Berito.id – Dunia teknologi kerap kali tidak adil terhadap para pionir. Lima tahun lalu, LG Electronics memutuskan angkat kaki dari hiruk-pikuk industri smartphone. Namun, jika kita melihat kantong atau meja kerja hari ini, bayang-bayang inovasi raksasa Korea Selatan itu sebenarnya tidak pernah benar-benar hilang. Banyak fitur yang dahulu di anggap aneh dan “terlalu maju” oleh pasar, justru menjadi fondasi utama bagi tren ponsel lipat dan perangkat flagship saat ini.
Layar Putar dan Mimpi Ponsel yang Bisa Digulung
Keberanian LG mencapai puncaknya saat mereka merilis LG Wing. Dengan layar utama yang bisa berputar membentuk huruf ‘T’, LG menawarkan cara multitasking yang belum pernah terpikirkan sebelumnya. Meski sempat di pandang sebelah mata, konsep penggunaan dua layar secara simultan ini kini menjadi jiwa bagi perangkat foldable modern.
Bukan hanya itu, dunia sempat menaruh harapan besar pada LG Rollable. Teknologi ini menawarkan layar yang bisa melebar tanpa meninggalkan bekas lipatan sebuah solusi elegan untuk masalah “kerutan” yang hingga kini masih menghantui ponsel lipat produksi merek lain.
“LG di kenal sebagai salah satu produsen yang tidak takut bereksperimen,” tulis laporan dari GSM Arena. Sayangnya, eksperimen tersebut seringkali meluncur sebelum ekosistem aplikasi siap mendukungnya.
Warisan Audio dan Kamera yang Melampaui Zaman
Bagi penikmat audio, seri LG V adalah legenda. Lewat fitur Quad DAC, LG menyulap ponsel menjadi pemutar musik berkualitas studio yang sulit di cari tandingannya, bahkan oleh flagship paling mahal sekalipun saat ini.
Di sektor fotografi, LG adalah pemain pertama yang mempopulerkan lensa ultra-wide. Dulu, mengambil foto dengan sudut pandang luas dianggap sebagai fitur tambahan semata. Kini? Hampir mustahil menemukan ponsel kelas menengah hingga atas yang tidak memiliki lensa tersebut. Begitu pula dengan aspek rasio layar 18:9 pada LG G6, yang kini menjadi standar baku desain ponsel memanjang agar nyaman digenggam.
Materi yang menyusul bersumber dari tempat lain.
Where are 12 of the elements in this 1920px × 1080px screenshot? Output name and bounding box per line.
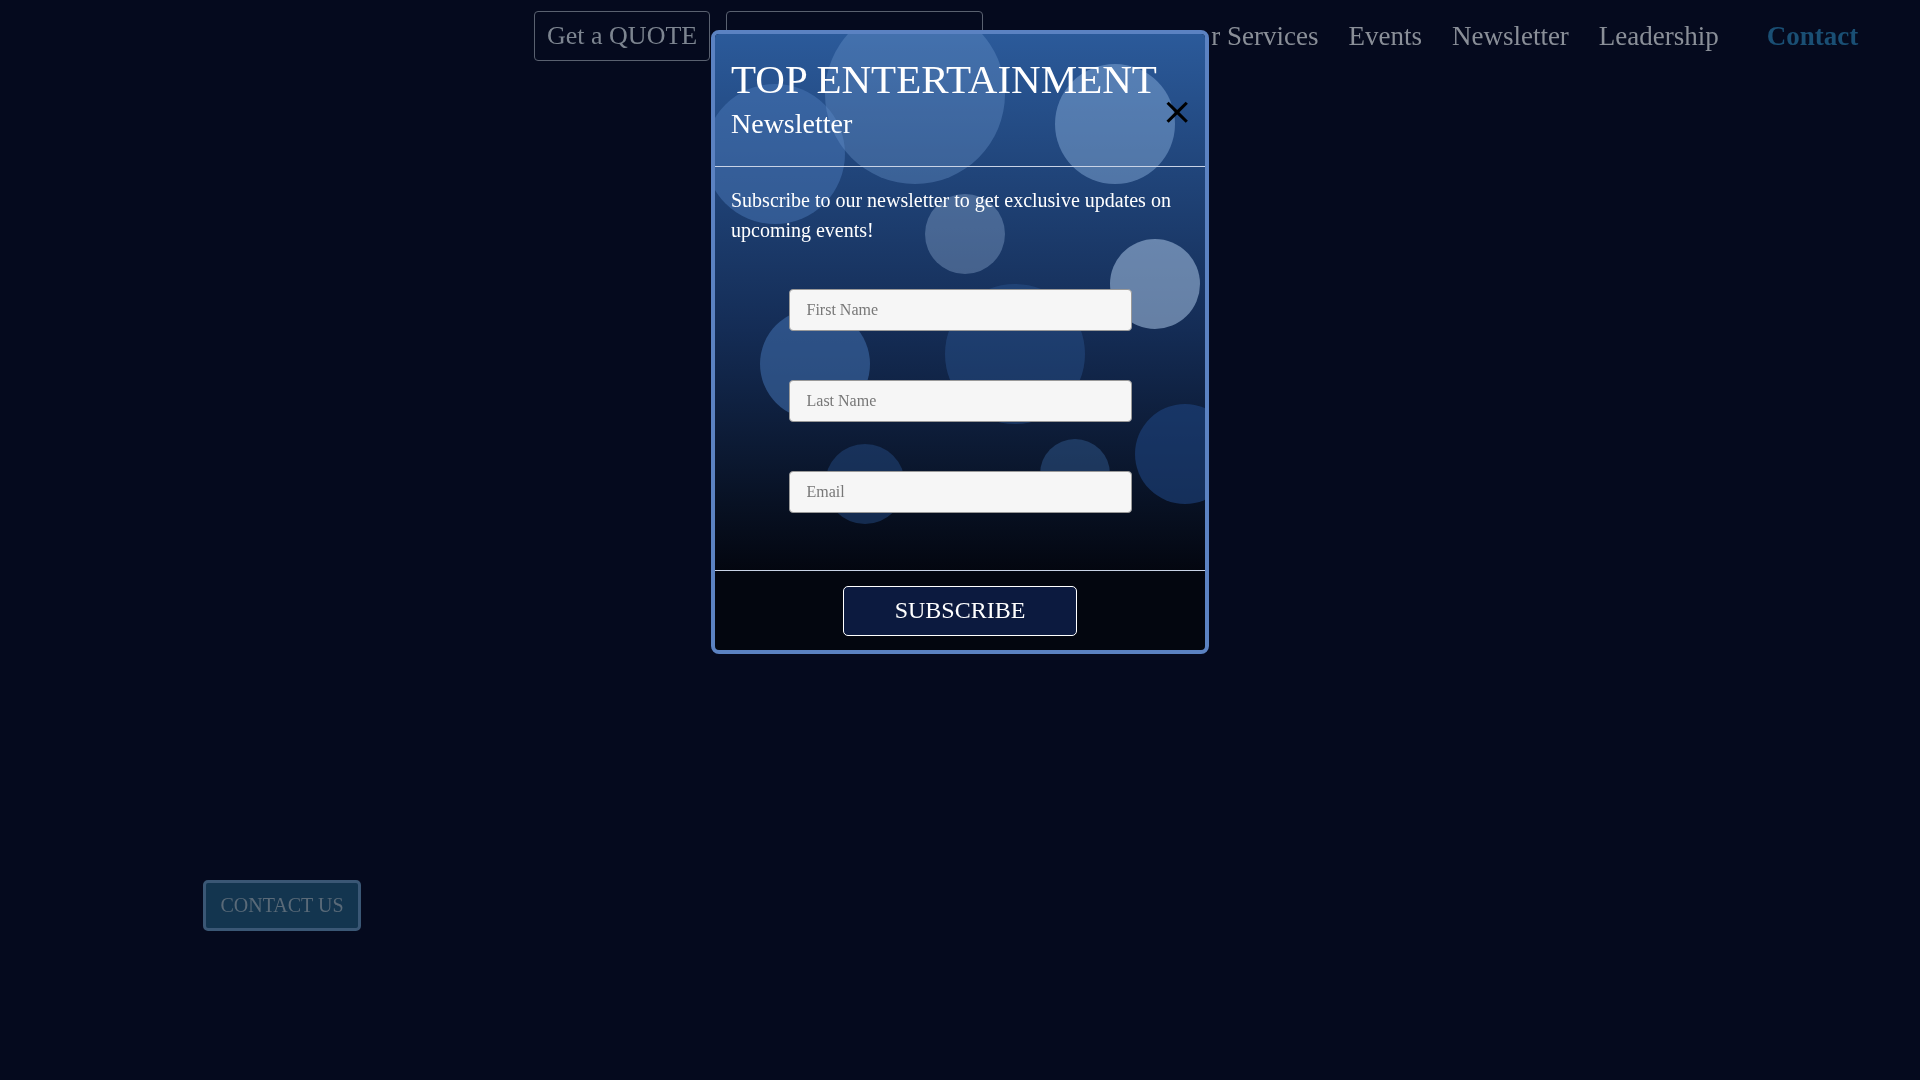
nav-button[interactable]: Get a QUOTE [534,11,711,61]
input-field[interactable]: Last Name [788,380,1132,422]
modal-description: Subscribe to our newsletter to get exclusive updates on upcoming events! [731,188,1172,244]
nav-link[interactable]: Events [1348,20,1422,52]
nav-link[interactable]: r Services [1211,20,1319,52]
modal-title: TOP ENTERTAINMENT [731,55,1157,104]
subscribe-button[interactable]: SUBSCRIBE [843,585,1077,636]
nav-link[interactable]: Leadership [1598,20,1719,52]
input-field[interactable]: First Name [788,289,1132,331]
nav-link[interactable]: Newsletter [1451,20,1569,52]
modal-subtitle: Newsletter [731,108,853,140]
input-field[interactable]: Email [788,471,1132,513]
Mengapa LG Gagal Bertahan?
Inovasi brilian saja terbukti tidak cukup untuk memenangkan pasar. LG harus menghadapi realita pahit akibat beberapa faktor krusial:
-
Dukungan Perangkat Lunak: Pembaruan sistem operasi yang lamban membuat pengguna setia perlahan berpaling.
-
Strategi Harga: Seringkali produk eksperimental mereka dibanderol dengan harga yang kurang kompetitif di bandingkan kompetitor asal Tiongkok.
-
Pemasaran yang Lemah: Pesan inovasi yang ingin di sampaikan kerap gagal terserap oleh konsumen awam.
Pasca resmi berhenti beroperasi pada 2021, LG tetap memberikan dukungan terbatas hingga akhirnya seluruh layanan pembaruan di hentikan total pada 2025.
Tips: Memilih Smartphone Inovatif di Tahun 2026
Bagi Anda yang merindukan semangat inovasi ala LG, berikut beberapa hal yang perlu di perhatikan saat memilih ponsel dengan teknologi baru saat ini:
-
Cek Dukungan Software: Pastikan produsen menjamin pembaruan OS minimal 4-5 tahun agar investasi Anda tidak sia-sia.
-
Kesiapan Ekosistem: Teknologi canggih (seperti layar lipat) hanya akan berguna jika aplikasi yang sering Anda gunakan sudah teroptimasi dengan baik.
-
Kualitas Audio: Jika Anda audiophile, carilah perangkat yang masih mendukung codec audio resolusi tinggi atau gunakan DAC eksternal untuk menggantikan peran Quad DAC LG yang hilang.
Meski secara bisnis LG gagal bertahan, sejarah mencatat mereka sebagai pemberani yang mempercepat evolusi teknologi di tangan kita hari ini. Tanpa kegagalan LG Wing atau Rollable, mungkin industri smartphone saat ini akan terasa jauh lebih membosankan.